VIRTUAL CARE IS A BARRIER TO SUSTAINING TRUSTING RELATIONSHIPS AND OPTIMAL CLINICAL OUTCOMES FOR PERITONEAL DIALYSIS PATIENTS FROM RURAL AND INDIGENOUS COMMUNITIES.

8 Feb 2025 12 a.m. 12 a.m.
WCN25-AB-4542, Poster Board= SAT-573

Introduction:

Patients from rural and Indigenous communities often choose peritoneal dialysis (PD) due to a lack of hemodialysis access. Indigenous patients have specific needs around relationships to build trust and safety with healthcare teams. Studies show higher rates of PD-related complications and associated mortality in this population.

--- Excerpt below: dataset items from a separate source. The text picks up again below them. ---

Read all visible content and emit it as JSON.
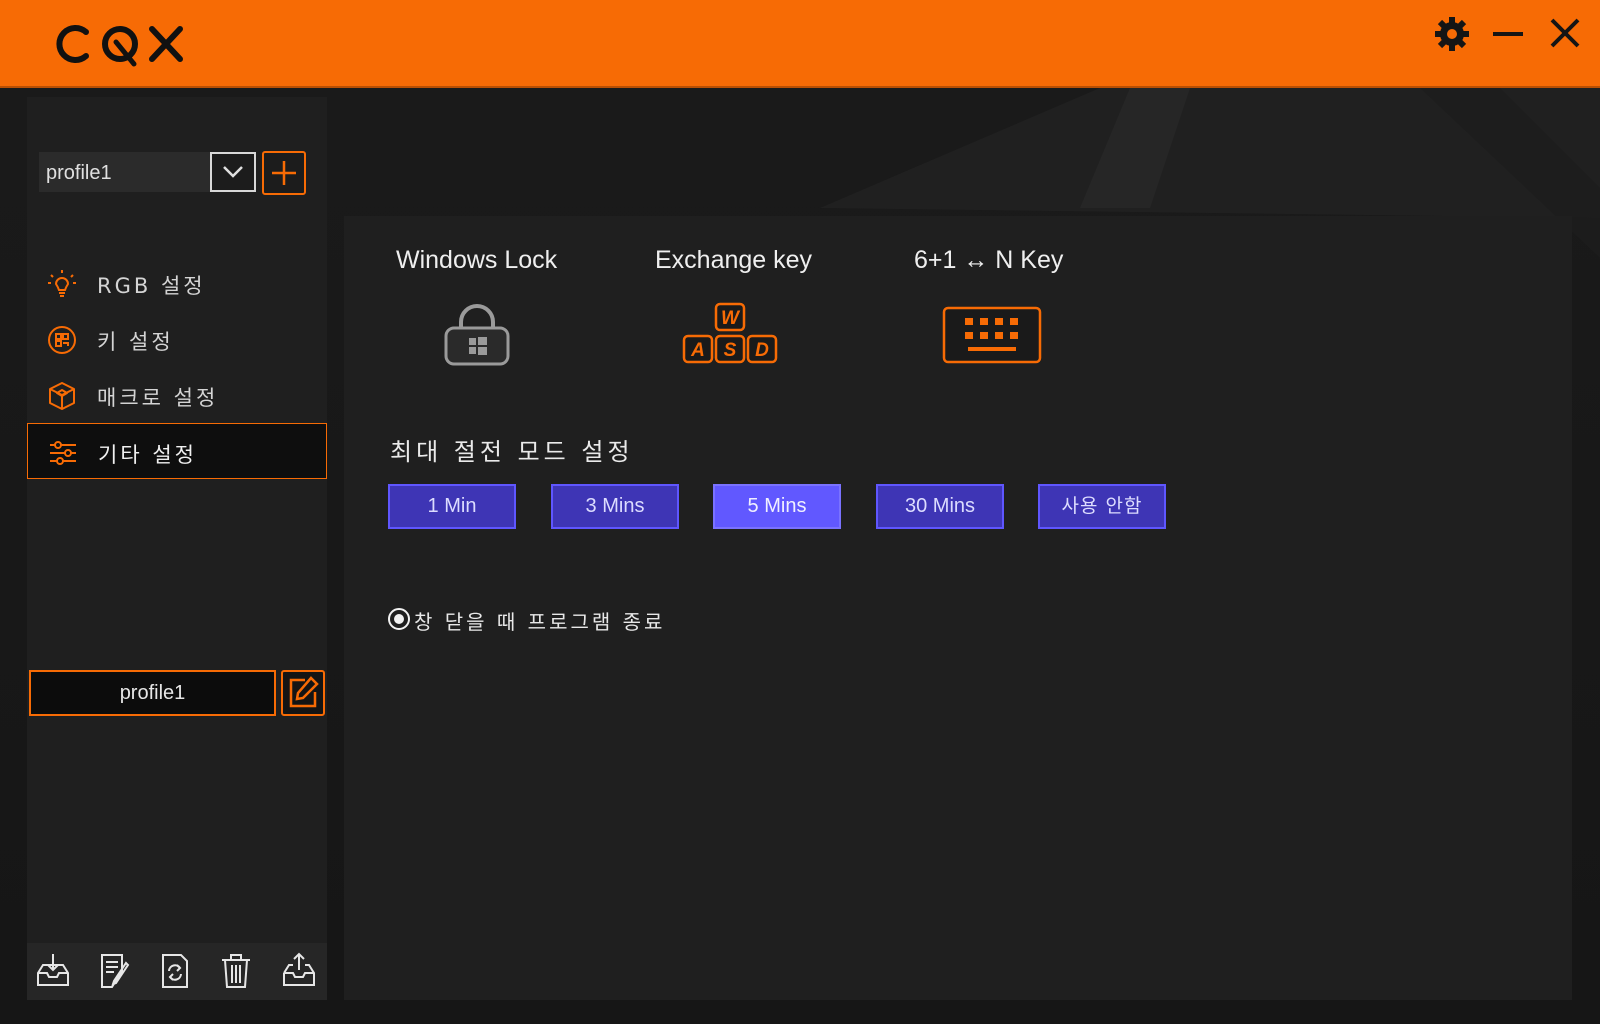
{
  "app": {
    "logo_text": "COX",
    "accent_color": "#f76b05",
    "window_controls": [
      "gear-icon",
      "minimize-icon",
      "close-icon"
    ]
  },
  "sidebar": {
    "profile_select_value": "profile1",
    "menu": [
      {
        "label": "RGB 설정",
        "icon": "bulb-icon",
        "active": false
      },
      {
        "label": "키 설정",
        "icon": "keys-icon",
        "active": false
      },
      {
        "label": "매크로 설정",
        "icon": "cube-icon",
        "active": false
      },
      {
        "label": "기타 설정",
        "icon": "sliders-icon",
        "active": true
      }
    ],
    "profile_name": "profile1",
    "toolbar_icons": [
      "import-icon",
      "document-icon",
      "refresh-icon",
      "trash-icon",
      "export-icon"
    ]
  },
  "panel": {
    "features": [
      {
        "label": "Windows Lock",
        "icon": "windows-lock-icon",
        "enabled": false
      },
      {
        "label": "Exchange key",
        "icon": "wasd-icon",
        "enabled": true
      },
      {
        "label": "6+1 ↔ N Key",
        "icon": "keyboard-icon",
        "enabled": true
      }
    ],
    "power_section_title": "최대 절전 모드 설정",
    "power_options": [
      "1 Min",
      "3 Mins",
      "5 Mins",
      "30 Mins",
      "사용 안함"
    ],
    "power_selected": "5 Mins",
    "exit_option_label": "창 닫을 때 프로그램 종료",
    "exit_option_checked": true,
    "button_color": "#3e35b5",
    "button_selected_color": "#6158ff"
  }
}
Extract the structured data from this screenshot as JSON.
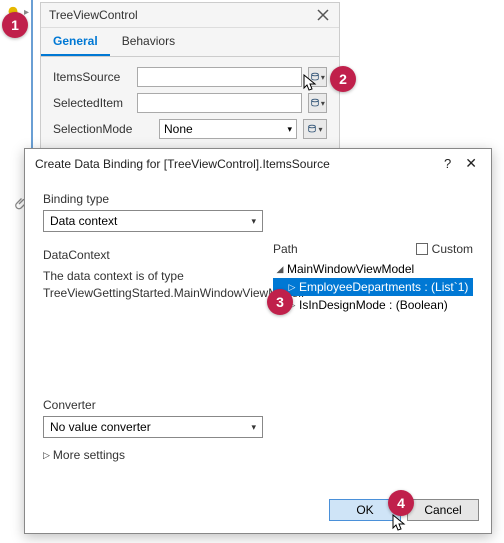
{
  "panel": {
    "title": "TreeViewControl",
    "tabs": {
      "general": "General",
      "behaviors": "Behaviors"
    },
    "props": {
      "itemsSource": {
        "label": "ItemsSource",
        "value": ""
      },
      "selectedItem": {
        "label": "SelectedItem",
        "value": ""
      },
      "selectionMode": {
        "label": "SelectionMode",
        "value": "None"
      }
    }
  },
  "dialog": {
    "title": "Create Data Binding for [TreeViewControl].ItemsSource",
    "help": "?",
    "bindingType": {
      "label": "Binding type",
      "value": "Data context"
    },
    "dataContext": {
      "label": "DataContext",
      "text": "The data context is of type TreeViewGettingStarted.MainWindowViewModel."
    },
    "path": {
      "label": "Path",
      "customLabel": "Custom",
      "root": "MainWindowViewModel",
      "item1": "EmployeeDepartments : (List`1)",
      "item2": "IsInDesignMode : (Boolean)"
    },
    "converter": {
      "label": "Converter",
      "value": "No value converter"
    },
    "more": "More settings",
    "ok": "OK",
    "cancel": "Cancel"
  },
  "badges": {
    "b1": "1",
    "b2": "2",
    "b3": "3",
    "b4": "4"
  }
}
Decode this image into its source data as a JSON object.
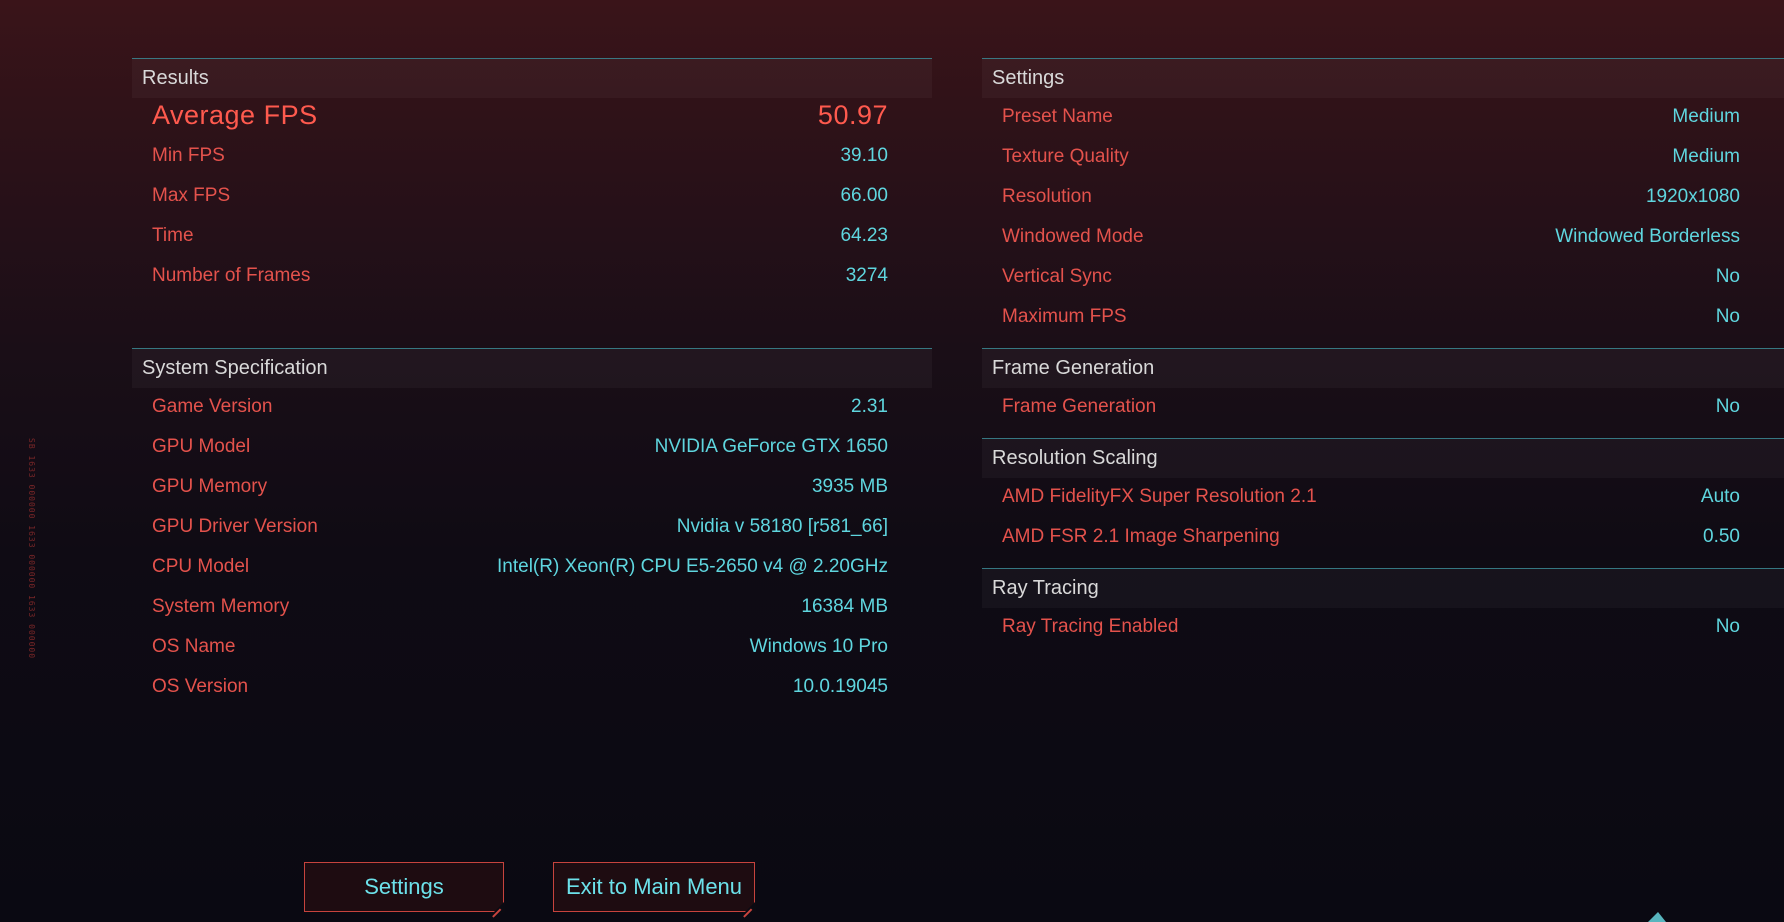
{
  "side_text": "SB 1633 000000 1633 000000 1633 000000 CP",
  "results": {
    "title": "Results",
    "average": {
      "label": "Average FPS",
      "value": "50.97"
    },
    "rows": [
      {
        "label": "Min FPS",
        "value": "39.10"
      },
      {
        "label": "Max FPS",
        "value": "66.00"
      },
      {
        "label": "Time",
        "value": "64.23"
      },
      {
        "label": "Number of Frames",
        "value": "3274"
      }
    ]
  },
  "system": {
    "title": "System Specification",
    "rows": [
      {
        "label": "Game Version",
        "value": "2.31"
      },
      {
        "label": "GPU Model",
        "value": "NVIDIA GeForce GTX 1650"
      },
      {
        "label": "GPU Memory",
        "value": "3935 MB"
      },
      {
        "label": "GPU Driver Version",
        "value": "Nvidia v 58180 [r581_66]"
      },
      {
        "label": "CPU Model",
        "value": "Intel(R) Xeon(R) CPU E5-2650 v4 @ 2.20GHz"
      },
      {
        "label": "System Memory",
        "value": "16384 MB"
      },
      {
        "label": "OS Name",
        "value": "Windows 10 Pro"
      },
      {
        "label": "OS Version",
        "value": "10.0.19045"
      }
    ]
  },
  "settings": {
    "title": "Settings",
    "rows": [
      {
        "label": "Preset Name",
        "value": "Medium"
      },
      {
        "label": "Texture Quality",
        "value": "Medium"
      },
      {
        "label": "Resolution",
        "value": "1920x1080"
      },
      {
        "label": "Windowed Mode",
        "value": "Windowed Borderless"
      },
      {
        "label": "Vertical Sync",
        "value": "No"
      },
      {
        "label": "Maximum FPS",
        "value": "No"
      }
    ]
  },
  "frame_generation": {
    "title": "Frame Generation",
    "rows": [
      {
        "label": "Frame Generation",
        "value": "No"
      }
    ]
  },
  "resolution_scaling": {
    "title": "Resolution Scaling",
    "rows": [
      {
        "label": "AMD FidelityFX Super Resolution 2.1",
        "value": "Auto"
      },
      {
        "label": "AMD FSR 2.1 Image Sharpening",
        "value": "0.50"
      }
    ]
  },
  "ray_tracing": {
    "title": "Ray Tracing",
    "rows": [
      {
        "label": "Ray Tracing Enabled",
        "value": "No"
      }
    ]
  },
  "buttons": {
    "settings": "Settings",
    "exit": "Exit to Main Menu"
  },
  "colors": {
    "label_red": "#e4524c",
    "value_cyan": "#5fd6df",
    "divider_teal": "#3c8b95",
    "button_border": "#c7433d"
  }
}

This study investigated the factors that contribute to increased rates of PD peritonitis during the COVID-19 pandemic in a regional program that serves several rural and Indigenous communities in British Columbia, Canada.

Methods:

A retrospective chart review was conducted of patients with PD peritonitis from a single centre between 2021-2023. Data was collected on demographics, hospitalizations, medications, co-morbidities, PD peritonitis episodes, culture results, and outcomes from patient chart reviews. Known risk factors and sequence of events leading up to each episode were recorded. The analysis was carried out using IBM SPSS Version 28. The factors contributing to peritonitis were divided into 4 categories: 1) PD technique-related 2) Medical, including ‘new medical issue’ or progression of existing comorbidities; 3) Psycho-social barriers (active or worsening mental health issues, substance use, housing challenges, and non-adherence) 4) Marginal PD candidates included patients who were offered a trial to live in own community.

Results:

A total of 78 episodes of PD peritonitis were diagnosed in 45 patients over 3 years with a mean age of 63.5 ± 12.11 years. 15 patients (33.3%) identified as Indigenous and living in Indigenous communities and accounted for 55 (70%) cases. Prevalent co-morbidities included hypertension (n = 39, 21.1%), diabetes (n = 30, 16.2%), coronary artery disease (n = 20, 11.0%), and depression (n = 13, 7.0%). The mean time to the onset of the first episode of peritonitis was 16.11 ± 13.8 months. 26 patients (57.8%) had only one episode, 11 (24.4%) had 2 episodes, 6 (11.1%) had 3 episodes, 1 (2.2%) had 4 episodes of PD peritonitis. Additionally, there were 18 cases (40.0%) of relapses. Technique-related factors were the main contributor (n = 30, 63.8%), followed by medical factors (n = 9, 19.1%) (e.g. cardiac event, ischemic bowel, cancer, abdominal infections like C. difficile or colitis), and psychosocial factors (n = 8, 17.0%). The logistic regression model revealed a significant positive relationship with technique-related factors, OR= 3.12 (95% CI [1.42, 6.84], p = 0.005), living in an Indigenous community, reduced self-reporting of symptoms and virtual visits (85%). Results also showed an association with a lack of review of the aseptic technique after peritonitis and hospitalization at remote sites with untrained staff. Four episodes of contamination were not intentionally reported. Virtual assessments of PD patients during the pandemic were inadequate for reviewing the aseptic PD technique. 

Conclusions:

Heavy reliance on virtual care delivery during the COVID-19 pandemic was a barrier to optimal clinical assessments of PD patients. Loss of in-person connection with the healthcare team led to distrust and reduced self-reporting of challenges with the PD technique, which contributed to recurrent infections. Our study concludes that sustaining trusting relationships between patients and providers is vital for optimal clinical outcomes for PD patients living in rural and Indigenous communities.  

I have no potential conflict of interest to disclose.

I did not use generative AI and AI-assisted technologies in the writing process.